In Barrie Montessori, formal Visual Arts lessons begin in the Primary Division at age three. Students are introduced to basic skills, tools, and materials in order to start exploring the world of the artist. We use books in the classroom to explain the different elements of design and the process of making art. Each student is able to use the materials provided to express himself/herself freely within the guidelines of a project. Students are encouraged to use their imagination and to focus on the process of creating an artistic piece, instead of a final product. As the students enter into the Lower Elementary Division, they begin to build on their foundation of art skills. They learn to appreciate specific artists and techniques through projects and peer discussion. Group projects build community and foster an appreciation toward the common goal of creating public art works. In the Lower Elementary Division, students begin to discuss emotion and mood through their artwork. As our students progress into the Upper Elementary Division, these skills continue to build, allowing students to gain independence in their work. They are able to compare and contrast their own work and that of master artists, experiment in multiple techniques within one project, demonstrate quality craftsmanship, and identify cultural associations through visual imagery.

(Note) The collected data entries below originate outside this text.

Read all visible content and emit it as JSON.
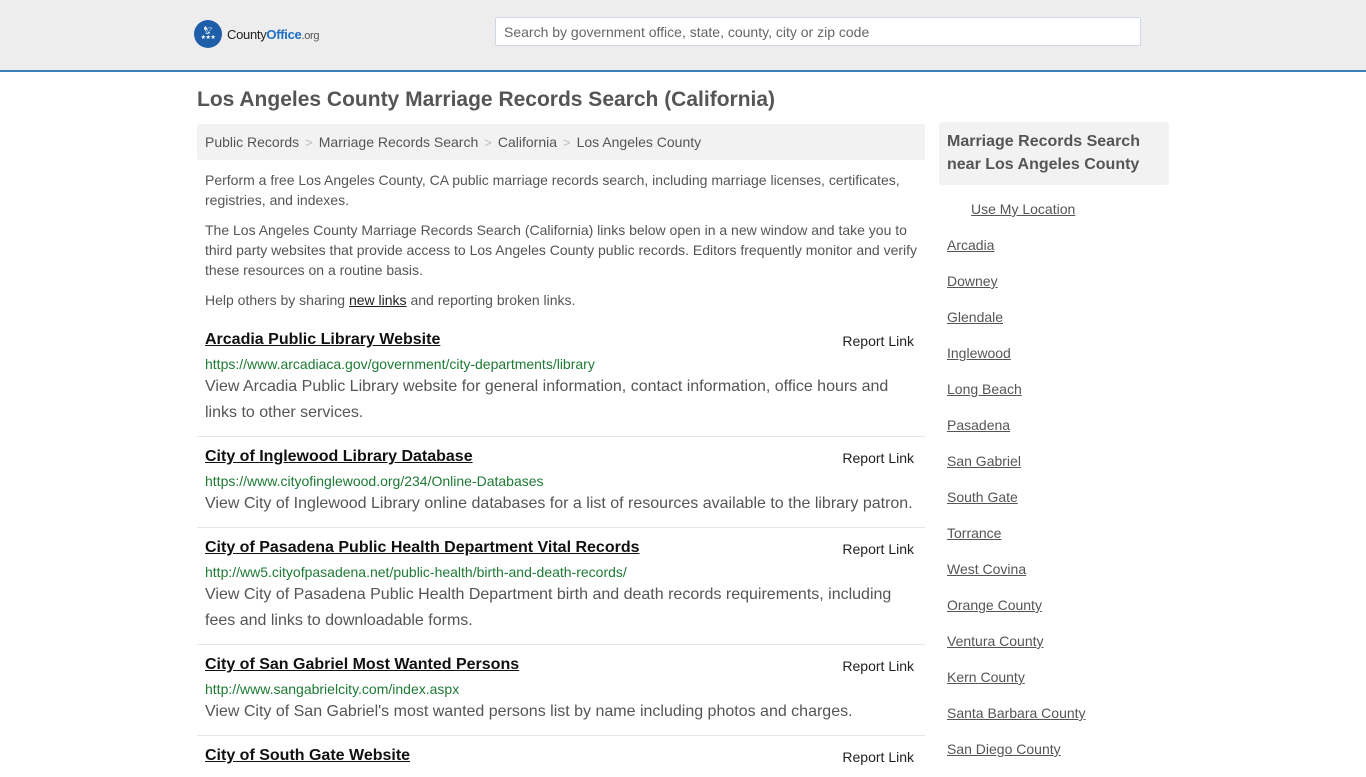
{
  "header": {
    "logo": {
      "brand_prefix": "County",
      "brand_main": "Office",
      "brand_suffix": ".org",
      "icon": "eagle-stars-icon"
    },
    "search": {
      "placeholder": "Search by government office, state, county, city or zip code",
      "value": ""
    }
  },
  "page": {
    "title": "Los Angeles County Marriage Records Search (California)",
    "breadcrumb": [
      {
        "label": "Public Records"
      },
      {
        "label": "Marriage Records Search"
      },
      {
        "label": "California"
      },
      {
        "label": "Los Angeles County"
      }
    ],
    "breadcrumb_separator": ">",
    "intro": {
      "p1": "Perform a free Los Angeles County, CA public marriage records search, including marriage licenses, certificates, registries, and indexes.",
      "p2": "The Los Angeles County Marriage Records Search (California) links below open in a new window and take you to third party websites that provide access to Los Angeles County public records. Editors frequently monitor and verify these resources on a routine basis.",
      "p3_before": "Help others by sharing ",
      "p3_link": "new links",
      "p3_after": " and reporting broken links."
    }
  },
  "results": [
    {
      "title": "Arcadia Public Library Website",
      "url": "https://www.arcadiaca.gov/government/city-departments/library",
      "description": "View Arcadia Public Library website for general information, contact information, office hours and links to other services.",
      "report_label": "Report Link"
    },
    {
      "title": "City of Inglewood Library Database",
      "url": "https://www.cityofinglewood.org/234/Online-Databases",
      "description": "View City of Inglewood Library online databases for a list of resources available to the library patron.",
      "report_label": "Report Link"
    },
    {
      "title": "City of Pasadena Public Health Department Vital Records",
      "url": "http://ww5.cityofpasadena.net/public-health/birth-and-death-records/",
      "description": "View City of Pasadena Public Health Department birth and death records requirements, including fees and links to downloadable forms.",
      "report_label": "Report Link"
    },
    {
      "title": "City of San Gabriel Most Wanted Persons",
      "url": "http://www.sangabrielcity.com/index.aspx",
      "description": "View City of San Gabriel's most wanted persons list by name including photos and charges.",
      "report_label": "Report Link"
    },
    {
      "title": "City of South Gate Website",
      "url": "",
      "description": "",
      "report_label": "Report Link"
    }
  ],
  "sidebar": {
    "heading": "Marriage Records Search near Los Angeles County",
    "use_location": "Use My Location",
    "links": [
      "Arcadia",
      "Downey",
      "Glendale",
      "Inglewood",
      "Long Beach",
      "Pasadena",
      "San Gabriel",
      "South Gate",
      "Torrance",
      "West Covina",
      "Orange County",
      "Ventura County",
      "Kern County",
      "Santa Barbara County",
      "San Diego County"
    ]
  },
  "colors": {
    "accent": "#3d7fb3",
    "brand_blue": "#1e5ea8",
    "url_green": "#1e7a34"
  }
}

Developing an aesthetic sense, taking risks with creative expression, and understanding the visual world inspire our students. Art history, integration of grade-level studies and creative experiences in the classroom are also an important part of the program.

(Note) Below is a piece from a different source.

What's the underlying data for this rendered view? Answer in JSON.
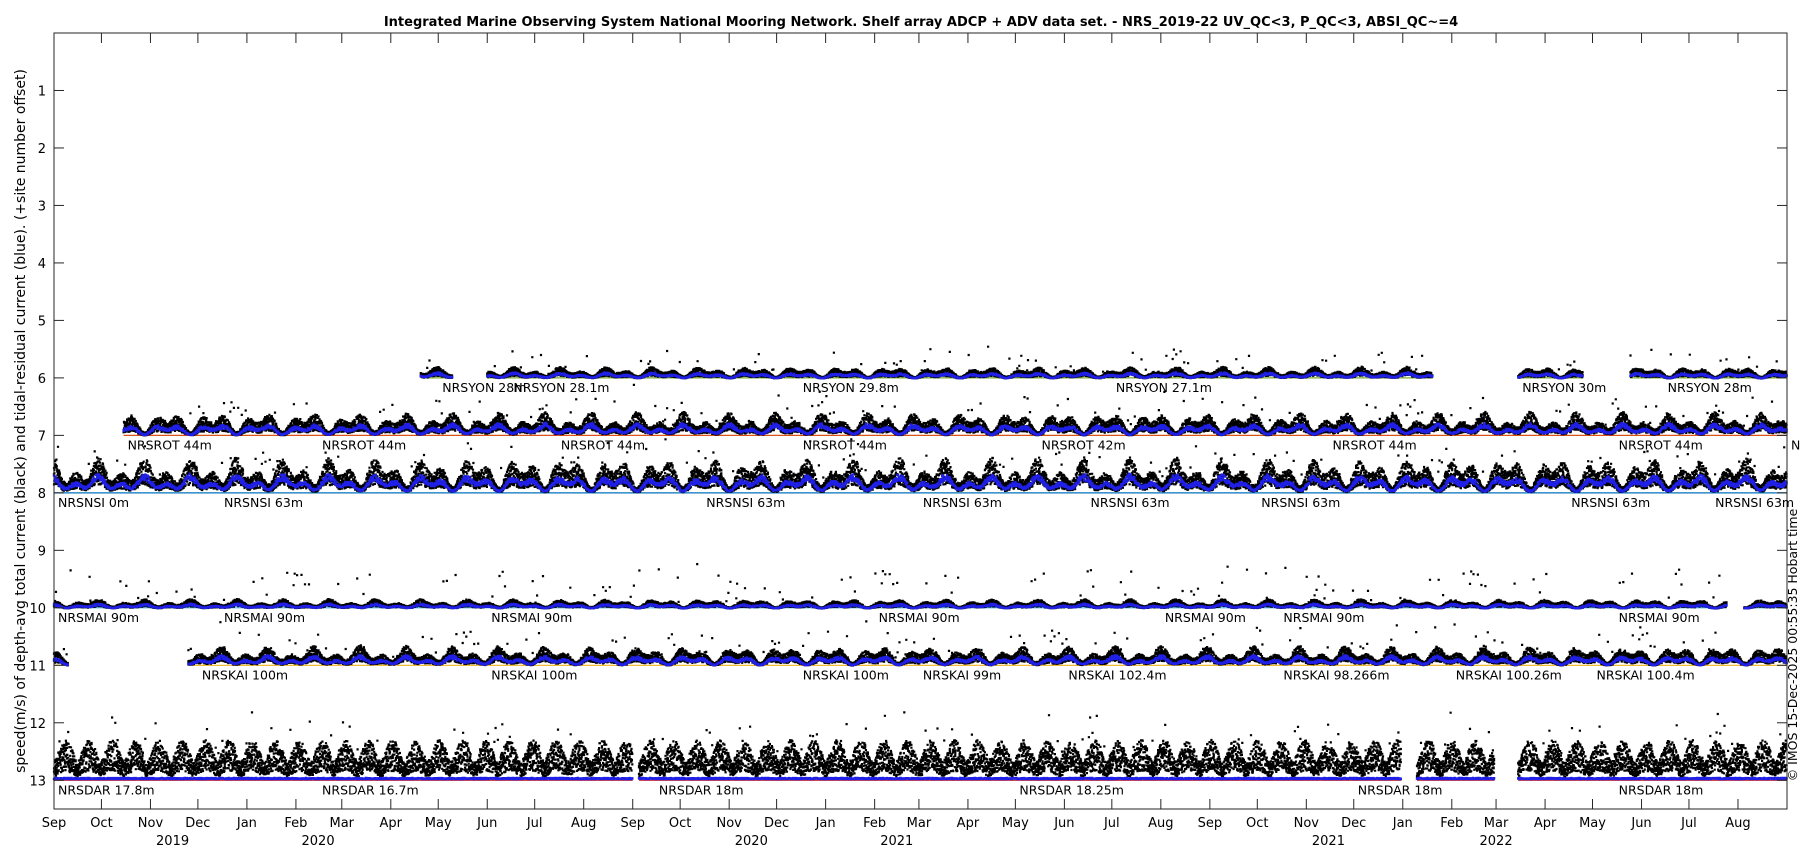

In the Arts program, the students are able to build their skills throughout the year and continue to grow as they progress to the next level. As a whole-school Visual Arts Department, we discuss our 5th and 6th grade curriculum to make sure the progression is natural and appropriate.

Music

The music classes in Barrie Montessori are based on the Orff-Schulwerk approach to music education, in which teacher and students interact as partners in music-making. Singing, moving, and playing instruments are treated as regular ensemble experiences. The Orff-Schulwerk approach to music education was carefully chosen in order to closely reflect the type of hands-on learning practices in the Montessori classrooms and the Barrie School as a whole. The Orff-Schulwerk allows for active music-making for all age-groups and abilities, along with an historical and theoretical music education. Following the example of 20th Century composer Carl Orff, this approach builds musicianship through the integration of music, movement, speech, and drama. (see http://aosa.org/about/what-is-orff-schulwerk/) It complements the Montessori curriculum because the students begin their music lessons with what they do naturally: play, imitate, experiment, problem-solve and express themselves in a natural way. Actual skills for each age are benchmarked against the National Standards of Music Education in America, which were created with the input of leading teachers of the Orff-Schulwerk.

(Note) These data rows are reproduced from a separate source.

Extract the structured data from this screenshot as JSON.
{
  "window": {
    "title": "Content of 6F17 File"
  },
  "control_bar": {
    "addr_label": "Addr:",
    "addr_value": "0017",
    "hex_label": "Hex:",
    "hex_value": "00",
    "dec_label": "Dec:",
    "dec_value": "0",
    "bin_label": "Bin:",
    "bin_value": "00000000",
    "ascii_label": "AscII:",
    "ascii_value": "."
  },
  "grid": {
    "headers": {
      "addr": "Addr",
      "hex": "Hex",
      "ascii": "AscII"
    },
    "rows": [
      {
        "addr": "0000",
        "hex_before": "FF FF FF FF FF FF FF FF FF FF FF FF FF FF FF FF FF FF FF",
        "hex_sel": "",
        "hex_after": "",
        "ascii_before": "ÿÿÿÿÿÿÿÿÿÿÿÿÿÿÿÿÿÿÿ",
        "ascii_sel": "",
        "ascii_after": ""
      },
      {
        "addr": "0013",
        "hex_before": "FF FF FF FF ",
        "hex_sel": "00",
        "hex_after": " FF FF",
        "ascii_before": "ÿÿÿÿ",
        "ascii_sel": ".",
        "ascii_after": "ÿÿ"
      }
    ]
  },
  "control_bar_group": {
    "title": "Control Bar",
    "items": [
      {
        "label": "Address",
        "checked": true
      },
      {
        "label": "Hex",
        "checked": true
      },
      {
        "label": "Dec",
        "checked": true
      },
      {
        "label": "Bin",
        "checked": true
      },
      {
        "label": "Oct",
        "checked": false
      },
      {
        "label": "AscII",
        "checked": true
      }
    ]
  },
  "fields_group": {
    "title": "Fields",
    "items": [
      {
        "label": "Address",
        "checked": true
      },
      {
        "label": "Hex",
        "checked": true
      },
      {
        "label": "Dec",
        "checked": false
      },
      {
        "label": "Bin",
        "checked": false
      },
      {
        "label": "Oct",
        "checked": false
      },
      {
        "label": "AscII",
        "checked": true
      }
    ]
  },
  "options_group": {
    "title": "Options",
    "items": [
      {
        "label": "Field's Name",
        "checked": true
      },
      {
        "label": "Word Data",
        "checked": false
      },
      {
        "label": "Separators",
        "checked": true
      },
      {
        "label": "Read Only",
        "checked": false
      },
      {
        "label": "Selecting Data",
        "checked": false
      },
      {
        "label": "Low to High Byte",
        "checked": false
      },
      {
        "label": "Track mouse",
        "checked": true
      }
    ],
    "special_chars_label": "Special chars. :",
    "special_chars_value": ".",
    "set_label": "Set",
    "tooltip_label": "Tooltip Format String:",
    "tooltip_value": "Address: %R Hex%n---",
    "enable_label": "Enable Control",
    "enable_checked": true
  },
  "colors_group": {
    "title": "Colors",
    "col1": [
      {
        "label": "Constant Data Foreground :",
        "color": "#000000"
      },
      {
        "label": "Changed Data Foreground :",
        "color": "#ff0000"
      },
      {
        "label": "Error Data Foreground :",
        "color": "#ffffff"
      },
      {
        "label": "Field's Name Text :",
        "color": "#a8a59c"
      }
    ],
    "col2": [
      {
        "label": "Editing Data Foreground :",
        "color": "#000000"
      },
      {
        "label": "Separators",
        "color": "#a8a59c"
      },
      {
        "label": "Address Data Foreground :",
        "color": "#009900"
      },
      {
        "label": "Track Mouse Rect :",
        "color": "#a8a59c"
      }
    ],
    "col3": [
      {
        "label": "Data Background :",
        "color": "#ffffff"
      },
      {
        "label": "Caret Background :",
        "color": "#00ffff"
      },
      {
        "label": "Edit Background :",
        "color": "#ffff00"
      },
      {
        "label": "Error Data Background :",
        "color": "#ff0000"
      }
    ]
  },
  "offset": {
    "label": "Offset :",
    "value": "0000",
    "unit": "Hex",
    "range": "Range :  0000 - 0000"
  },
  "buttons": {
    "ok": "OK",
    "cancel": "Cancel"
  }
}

An Orff-Schulwerk program is naturally influenced by the background and interests of both student and teacher. At Barrie, the source material for the music classes comes primarily from world and art music, and from the folk music of the cultures represented by the students themselves. There is also a strong emphasis on North American folk music, anchoring students to the rich musical heritage of the country in which they live. Xylophones, glockenspiels, drums of all types, simple stringed instruments, woodwinds (all voices of recorders, Native American-style flutes) and unpitched percussion instruments, both symphonic and ethnic in nature, are used to enhance the the classroom World Music experience, which supports the cultural studies that are so important in the Montessori classroom. Such studies are further supported with listening lessons/movement opportunities using symphonic, vocal, jazz, and ethnic recordings.

Throughout Barrie Montessori, music and movement are combined with dramatic elements in order for the students to see the music as an expression of the human experience.

students from the Primary Division through 5th grade experience making music as part of story-telling. In Primary classes, students act out seasonal songs and classic students’s tales, choosing their level of involvement as musicians, singers and actors. These lessons are spontaneous in nature and ‘performed’ inside their own music room in order to allow every student an emotionally safe place to experiment. Elementary students continue to engage in the emotional and dramatic elements of their music-making in a similar fashion. In the spring semester, the students collaborate with the Music specialist (along with the Visual Art specialist, classroom teachers, and their own parents) to produce a full ‘theatrical and musical’ performance of a Folktale inspired by the country and/or continent from that year’s Montessori curriculum.